MILWAUKEE -- Wisconsinites who have health insurance through the federal exchange should prepare for a double-digit rate hike, according to a new report from the Obama administration that details what's coming in 2017.
The administration released data for only select groups. For a 27-year-old in Wisconsin who makes $25,000 a year, their monthly premium would increase to $304 from $262, or 16 percent.
Republicans said the rate hikes were unsustainable and would galvanize their push to repeal the national health care law known as Obamacare.
"There's just no way for families to budget for these kinds of increases because it's not up to them," said Robin Moore, president of the Republican Women of Waukesha County. "What’s to say these aren’t going to go up again in a matter of months or come next year?"
The Obama administration's report shows that 69 percent of Wisconsinites on the exchange will pay less than $100 a month out-of-pocket after federal subsidies.
Democrats, like U.S. Sen.

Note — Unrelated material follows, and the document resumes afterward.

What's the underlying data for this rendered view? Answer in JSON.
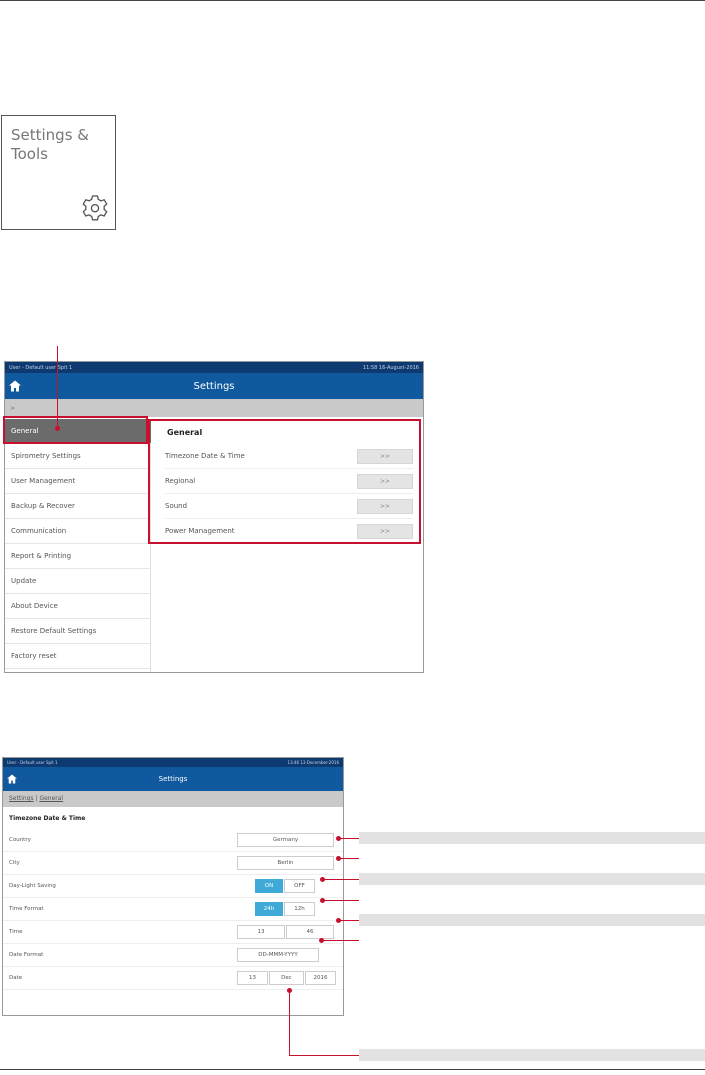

Tammy Baldwin, said repealing the law would make it worse for millions of people nationwide who have gained coverage through it.
"If you think about the impact of repeal, costs would go through the roof," Baldwin told reporters on Tuesday. "Twenty million people can't have the rug pulled out from under them. That's untenable."
Baldwin said she would support changes to the current law, such as increasing competition among insurers and targeting skyrocketing pharmaceutical costs.
"When you read stories about, say, the EpiPen going from $100 for two EpiPens to $600, no justification, no explanation, that's what we have to reign in," Baldwin said.
The number of insurers offering coverage in Wisconsin is also declining, according to the Obama administration's report.
In Milwaukee, four insurers will offer coverage in 2017, down from six this year. People in one Wisconsin county -- Menominee -- will have only a single insurance provider available next year.
(CLICK HERE to see which insurers offer insurance in your county for 2016 and 2017.)
Moore said she knows of small business owners who won't hire more workers because that would trigger a requirement that they provide health insurance.
She said she's had to change doctors after the law's implementation.
"People like Hillary Clinton, who stands behind and supports this, and (Democratic U.S. Senate candidate) Russ Feingold, who brags about being the deciding vote on Obamacare, you really have to question their judgement," Moore said.
The Obama administration's report shows that, using the 27-year-old single person example, Wisconsin will see a lower rate increase than many other states. The same 27-year-old would face a 116 percent rate hike in Arizona, the report indicates.
Across the board -- including health insurance plans purchased on the federal exchange plus employer-sponsored plans -- rates will increase 16 percent next year in Wisconsin, according to new numbers from the state Commissioner of Insurance office. Some people's plans will increase by 30 percent, the report shows.